「グレーな私」
切っ掛けは「ガールズトーク」だった。
取り留めのない話で終始盛り上がっていたが、その中の一人が発した言葉が未だに忘れられない。
ある意味私の思想に影響を与えた言葉でもあり、良くも悪くも「グレーな私」を象徴している。
その言葉というのは、「中絶は女性の権利である」。
当時の私が全面的に賛同したか否かは定かではないけど、少なくともその場にいた女性たちは誰一人異議を唱えなかった。

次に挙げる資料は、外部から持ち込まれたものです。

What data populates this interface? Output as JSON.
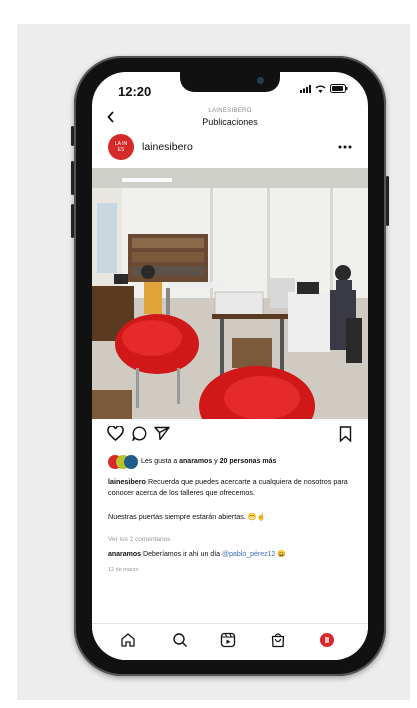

その言葉に込められた“覚悟”を感じ取っていたからだろう。
もっとも、額面どおりに受け取る人なら「それはちょっと…」と眉を顰めるに違いない。
その頃付き合っていた男性もその一人で、「どういう事情があるにせよ、体内に宿った命を堕胎することは決して許されるべき行為ではない」と強硬に主張した。
似非クリスチャン(本人はキリスト教を信仰していると主張していたが、洗礼を受けているわけでもなければ、クリスチャンに準じた生活を過ごしていたわけでもない)としては当然の発言で、しかも「君がそういった思想を抱いていること自体が許せない」とまで言い放った。
おいおい、気持ちはわからなくもないが、それはちょっと言い過ぎだろ?
信仰に自由があるように、思想にも自由がある。
私があなたの信仰を受け容れるように、あなたもまた、私の考え方を受け容れるべきではないか?…と、今の私であれば務めて冷静に反論しただろう。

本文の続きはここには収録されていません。